Manifesto Para a Libertaçao Revolucionária: III. A ofensiva reacionária da classe dominante

 

Desde o início do atual período em 2008, nós testemunhamos as diferentes fases da luta de classes. Quando as massas populares sentiram as consequências da grande recessão, levantaram-se contra a classe dominante. O levante revolucionário mais importante ocorreu no mundo árabe, onde as massas derrubaram os ditadores na Tunísia, Egito, Líbia e Iêmen em 2011 e continuam sua heroica resistência em outros países em que os governantes têm se defendido e, por enquanto, conseguiram manter seu poder por todos os meios militares disponíveis (Síria, Bahrein, etc.).

Além da heroica revolta armada do povo sírio contra o regime de Assad e a atual resistência contra a ditadura militar no Egito, além de uma série de outras importantes lutas de classe que têm ocorrido nos últimos anos: os professores lutam no México; os protestos populares no Brasil em 2013, bem como a resistência contra o golpe de estado em 2015/16; a greve dos mineiros de Marikana de 2012 na África do Sul; as maiores greves gerais na história da humanidade na Índia, em que de 150ª 180 milhões de pessoas participaram em setembro de 2015 e 2016; o movimento negro black lives matters ( vidas negras importam) nos EUA; mais de 35 greves gerais na Grécia; e os protestos em massa contra a nova lei do trabalho na França em 2016.

No entanto, como essas lutas em massa eram em sua maioria espontâneas, infelizmente faltava-lhes uma liderança com uma perspectiva que lhes permitisse derrubar não só governantes específicos, mas toda a classe dominante dos respectivos países. Como resultado da ausência de lideranças revolucionárias, essas lutas ocorreram com imensos obstáculos. Novamente, a classe dominante conseguiu pacificar também esses movimentos ou brutalmente os suprimiu e os derrotou.

Como resultado, a classe trabalhadora está agora testemunhando ofensivas reacionárias por parte da classe dominante local, em muitas áreas do mundo. Não só a burguesia continua intensificando seus programas de desenfreados ataques de austeridade e privatizações, levando maiores setores da classe trabalhadora e dos oprimidos à pobreza e insegurança social; também está cada vez mais atacando os direitos democráticos fundamentais dos seus cidadãos. Assim, por exemplo, estamos testemunhando ofensivas reacionárias como o golpe de estado militar no Egito; o retorno do grupo de Ben Ali na Tunísia; o golpe institucional de 2016 no Brasil; o avanço das forças de direita na Argentina e Venezuela; o golpe de estado militar de 2014 na Tailândia; a geral exacerbação de islamofobia e racismo contra os migrantes e refugiados; e a militarização crescente em todo o mundo ocidental e também entre o imperialismo russo e chinês.

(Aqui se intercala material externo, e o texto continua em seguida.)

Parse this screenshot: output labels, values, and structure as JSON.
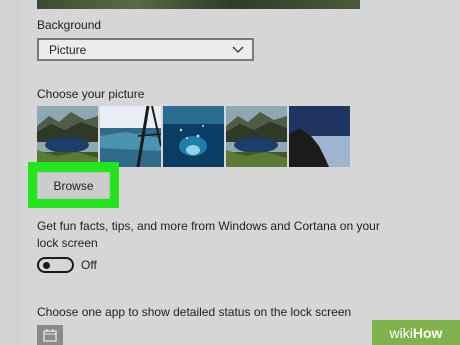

Com seus arsenais proliferando, as grandes potências imperialistas intensificaram as suas intervenções militares no mundo semicolonial com o objetivo de derrotar qualquer resistência popular. Como resultado, dezenas de milhares estão sendo massacrados pelos foguetes, bombas e bombardeio dos EUA, França, Grã-Bretanha, Rússia e Israel, ou por seus lacaios locais no Afeganistão, Iraque, Síria, Palestina, Mali, Líbia, Somália e outros países.

Além disso, as grandes potências – EUA., UE, Japão, China e Rússia – incentivam o militarismo e o chauvinismo, bem como o uso das sanções económicas para aumentar suas respectivas esferas de influência, em detrimento de seus rivais e incentivam o chauvinismo de sua população doméstica por trás de seus programas de expansionistas.

Em suma, no mundo de hoje nós somos testemunhas de uma exacerbação cada vez mais acentuada de contradições ao longo de três eixos dos antagonismos económicos e políticos – a luta de classes entre os capitalistas e os trabalhadores e oprimidos; a luta entre as grandes potências e as corporações multinacionais contra os povos oprimidos do Sul; e o conflito entre as potências imperialistas rivais.

Estas ofensivas reacionárias das classes dominantes resultaram em uma série de graves derrotas para a classe trabalhadora e dos oprimidos. Mas também inevitavelmente provocaram novos aumentos na luta de classes – lutas econômicas, greves gerais, revoltas populares, resistência armada contra os ocupantes estrangeiros e insurreições. Diante de nós se vislumbra um período de agudas e explosivas lutas de classe cheias de potenciais revolucionários e perigos contrarrevolucionários.